First, ZM has formed a high basing pattern above $500. This same level was roughly the top of a bullish triangle that it escaped on October 15, so we could be seeing old resistance turn into new support. The stock is also holding its 21-day exponential moving average (EMA). It’s not much of a pullback, but for a name with the kind of strength ZM has shown, it could still present an opportunity for trend followers.
There are others:
Twilio: The cloud-messaging stock has had some powerful earnings beats and guidance raises. It’s now pulled back following a breakout to new highs on October 2 and is trying to establish support above its old peak around $289.

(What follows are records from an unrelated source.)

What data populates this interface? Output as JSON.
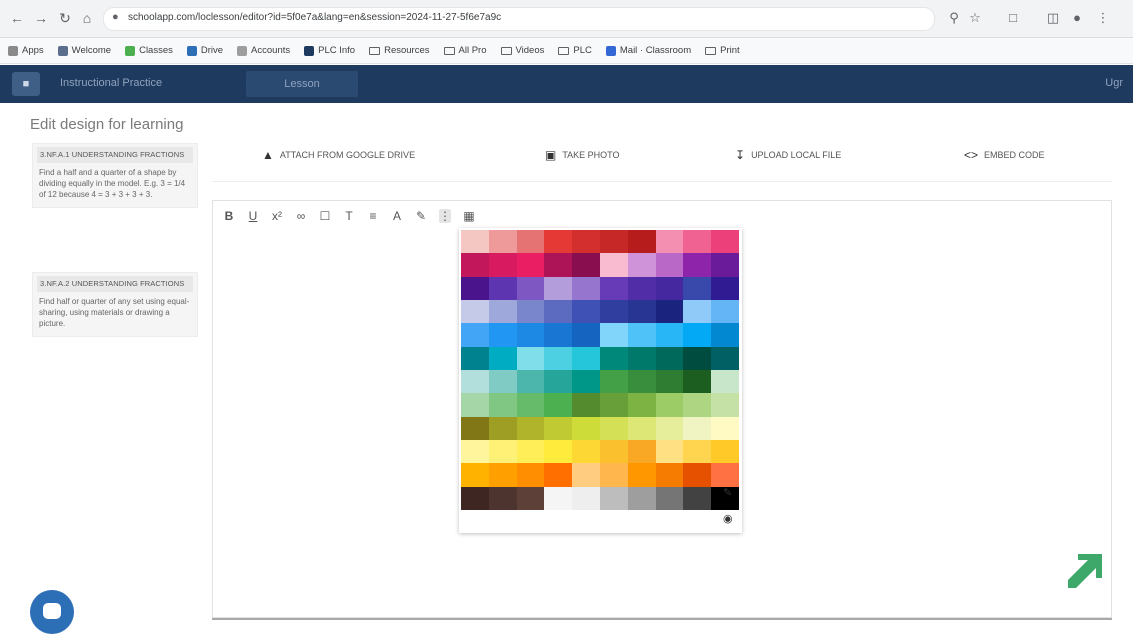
{
  "browser": {
    "url": "schoolapp.com/loclesson/editor?id=5f0e7a&lang=en&session=2024-11-27-5f6e7a9c",
    "bookmarks": [
      {
        "label": "Apps",
        "icon": "apps-icon"
      },
      {
        "label": "Welcome",
        "icon": "bookmark-icon"
      },
      {
        "label": "Classes",
        "icon": "bookmark-icon"
      },
      {
        "label": "Drive",
        "icon": "drive-icon"
      },
      {
        "label": "Accounts",
        "icon": "bookmark-icon"
      },
      {
        "label": "PLC Info",
        "icon": "bookmark-icon"
      },
      {
        "label": "Resources",
        "icon": "folder-icon"
      },
      {
        "label": "All Pro",
        "icon": "folder-icon"
      },
      {
        "label": "Videos",
        "icon": "folder-icon"
      },
      {
        "label": "PLC",
        "icon": "folder-icon"
      },
      {
        "label": "Mail · Classroom",
        "icon": "mail-icon"
      },
      {
        "label": "Print",
        "icon": "folder-icon"
      }
    ]
  },
  "app": {
    "crumb_primary": "Instructional Practice",
    "crumb_secondary": "Lesson",
    "user": "Ugr"
  },
  "page": {
    "title": "Edit design for learning"
  },
  "sidebar": {
    "cards": [
      {
        "head": "3.NF.A.1 UNDERSTANDING FRACTIONS",
        "body": "Find a half and a quarter of a shape by dividing equally in the model. E.g. 3 = 1/4 of 12 because 4 = 3 + 3 + 3 + 3."
      },
      {
        "head": "3.NF.A.2 UNDERSTANDING FRACTIONS",
        "body": "Find half or quarter of any set using equal-sharing, using materials or drawing a picture."
      }
    ]
  },
  "attach": {
    "drive_label": "ATTACH FROM GOOGLE DRIVE",
    "photo_label": "TAKE PHOTO",
    "upload_label": "UPLOAD LOCAL FILE",
    "embed_label": "EMBED CODE"
  },
  "palette": {
    "colors": [
      "#f4c7c3",
      "#ef9a9a",
      "#e57373",
      "#e53935",
      "#d32f2f",
      "#c62828",
      "#b71c1c",
      "#f48fb1",
      "#f06292",
      "#ec407a",
      "#c2185b",
      "#d81b60",
      "#e91e63",
      "#ad1457",
      "#880e4f",
      "#f8bbd0",
      "#ce93d8",
      "#ba68c8",
      "#8e24aa",
      "#6a1b9a",
      "#4a148c",
      "#5e35b1",
      "#7e57c2",
      "#b39ddb",
      "#9575cd",
      "#673ab7",
      "#512da8",
      "#4527a0",
      "#3949ab",
      "#311b92",
      "#c5cae9",
      "#9fa8da",
      "#7986cb",
      "#5c6bc0",
      "#3f51b5",
      "#303f9f",
      "#283593",
      "#1a237e",
      "#90caf9",
      "#64b5f6",
      "#42a5f5",
      "#2196f3",
      "#1e88e5",
      "#1976d2",
      "#1565c0",
      "#81d4fa",
      "#4fc3f7",
      "#29b6f6",
      "#03a9f4",
      "#0288d1",
      "#00838f",
      "#00acc1",
      "#80deea",
      "#4dd0e1",
      "#26c6da",
      "#00897b",
      "#00796b",
      "#00695c",
      "#004d40",
      "#006064",
      "#b2dfdb",
      "#80cbc4",
      "#4db6ac",
      "#26a69a",
      "#009688",
      "#43a047",
      "#388e3c",
      "#2e7d32",
      "#1b5e20",
      "#c8e6c9",
      "#a5d6a7",
      "#81c784",
      "#66bb6a",
      "#4caf50",
      "#558b2f",
      "#689f38",
      "#7cb342",
      "#9ccc65",
      "#aed581",
      "#c5e1a5",
      "#827717",
      "#9e9d24",
      "#afb42b",
      "#c0ca33",
      "#cddc39",
      "#d4e157",
      "#dce775",
      "#e6ee9c",
      "#f0f4c3",
      "#fff9c4",
      "#fff59d",
      "#fff176",
      "#ffee58",
      "#ffeb3b",
      "#fdd835",
      "#fbc02d",
      "#f9a825",
      "#ffe082",
      "#ffd54f",
      "#ffca28",
      "#ffb300",
      "#ffa000",
      "#ff8f00",
      "#ff6f00",
      "#ffcc80",
      "#ffb74d",
      "#ff9800",
      "#f57c00",
      "#e65100",
      "#ff7043",
      "#3e2723",
      "#4e342e",
      "#5d4037",
      "#f5f5f5",
      "#eeeeee",
      "#bdbdbd",
      "#9e9e9e",
      "#757575",
      "#424242",
      "#000000"
    ]
  }
}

Digital Turbine: The mobile-software stock has surged more than 600 percent since May. It’s now retraced about 23.6 percent of that move and is trying to hold the same $33 zone that was resistance a month ago.
EXP World: The provider of cloud-based real-estate software is retesting its 50-day simple moving average (SMA) after a 600 percent rally. It’s also near the $43 level that was resistance in August and September.